Pathways to Consumer Insight
An American-led “puritan work ethic” is supposed to underlie the North Atlantic societies’ attitudes to work. Work is good. Time-outs are for slackers and wasters. “You must be very busy” are words we reserve for people we esteem and admire.
What drives us to work? The whole idea was questioned by the philosopher Bertrand Russell, writing in an age when a strong work ethic was an unquestioned article of faith for almost everyone. “Far too much work is done in the world, [and] immense harm is caused by the belief that work is virtuous”, Russell wrote in In Praise of Idleness (1935). “Leisure is essential to civilization, …and the road to happiness lies in an organized diminution of work”.
Two generations later, his words are finding an echo in our lives. Europe is beginning to look distinctly work-averse. Paris and Brussels close down for the whole of August, as the French and the Belgians take their simultaneous and near-universal Summer holidays. Germans increasingly start their weekends at lunch-time on Friday. Traditionally upstanding Protestant countries are turning otiose. Their reputation for hard work is going the way of history, and they don’t seem unduly fussed about the fact. Indeed, many people would now agree that much of what they do in the name of work is probably a waste of time.
Time, rather than money, is increasingly what people think it’s about. Emerging trends show significant change in attitudes to work over the last two decades, both in the USA and here in Europe. The idea of driving oneself to meet stringent self-imposed work standards has tailed off Europe-wide since the late 1980s. Self-confessed workaholics in the UK have dwindled to only one in five. ‘Driven’ work habits made a come-back in the USA in the go-getting early 1990s, but they have been sliding downhill again since 1995.

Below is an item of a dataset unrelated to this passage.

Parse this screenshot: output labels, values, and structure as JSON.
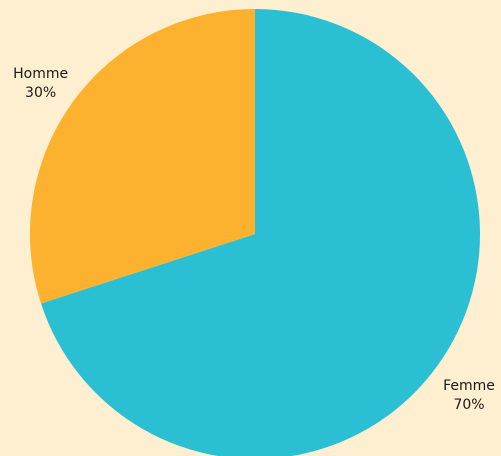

What is work for? The signs everywhere imply that work’s main purpose in people’s lives has less and less to do with the gaining of material wealth. Only a quarter of people in Europe’s big five markets now claim material success as one of their goals. In Britain the number of success-seekers is falling just as fast. In the USA, more people still cling to the American dream of success, but that figure has recently receded somewhat.
By contrast, a rising number of respondents in Britain, the rest of Europe and the USA are saying that the reason they work is to make a living and survive, as opposed to ambitions of personal development or self-fulfillmebnt. The figures suggest a switch of European interest towards working for an improved personal quality of life, but dedication to work per se is progressively falling victim to what the French, with a shrug, call “M’en-foutisme”, or “Don’t-give-a-hootism”.
Simultaneously, more Europeans have been saying they would like to cut down on their commitment to the job, even if it means a drop in earnings, in order to have more time to themselves. There has been a sharp increase in respondents who say they want to take time to really appreciate things in life. The time/money equation is being re-calculated, this time in favor of Time.
How much time off are we actually getting, anyway? A multi-country check by The Economist showed that, when statutory holiday allowances and public holidays are added together, the result is surprisingly variable. The Austrians lead the chart, enjoying a positively decadent forty days a year, with their German neighbors only three days behind them. The French, Italians and Spanish all get more than the UK’s rather parsimonious 30 days, (though the British lack of free time is more due to our comparatively short ration of public holidays).
According to the chart below, Americans could claim to be the hardest workers in the West. Certainly two weeks’ annual holiday seems pretty thin, a third week only being awarded with five years’ service. However, before Europe starts sympathizing too much with its trans-Atlantic cousins, note that Americans know a thing or two about evening things up. They have things called Conventions. These are, among other things, a subtle way of getting time off without actually taking official holidays.
Around two in three members of the US work-force get to participate annually in meetings or conventions organized by their companies or trade associations, mostly in ‘relaxing locations’ like Las Vegas, and sometimes in Europe or the Caribbean. You can legitimately call it work, and even put some of it on expenses. A modest amount of training or real work is certainly expected. Nonetheless, at least half the time tends to be passed on the beach, golf-course or skeet-shooting range. All in all, even workaholic America has ways of quietly slackening the pressure of the daily grind.
We have seen the future, and it doesn’t work as hard as it used to.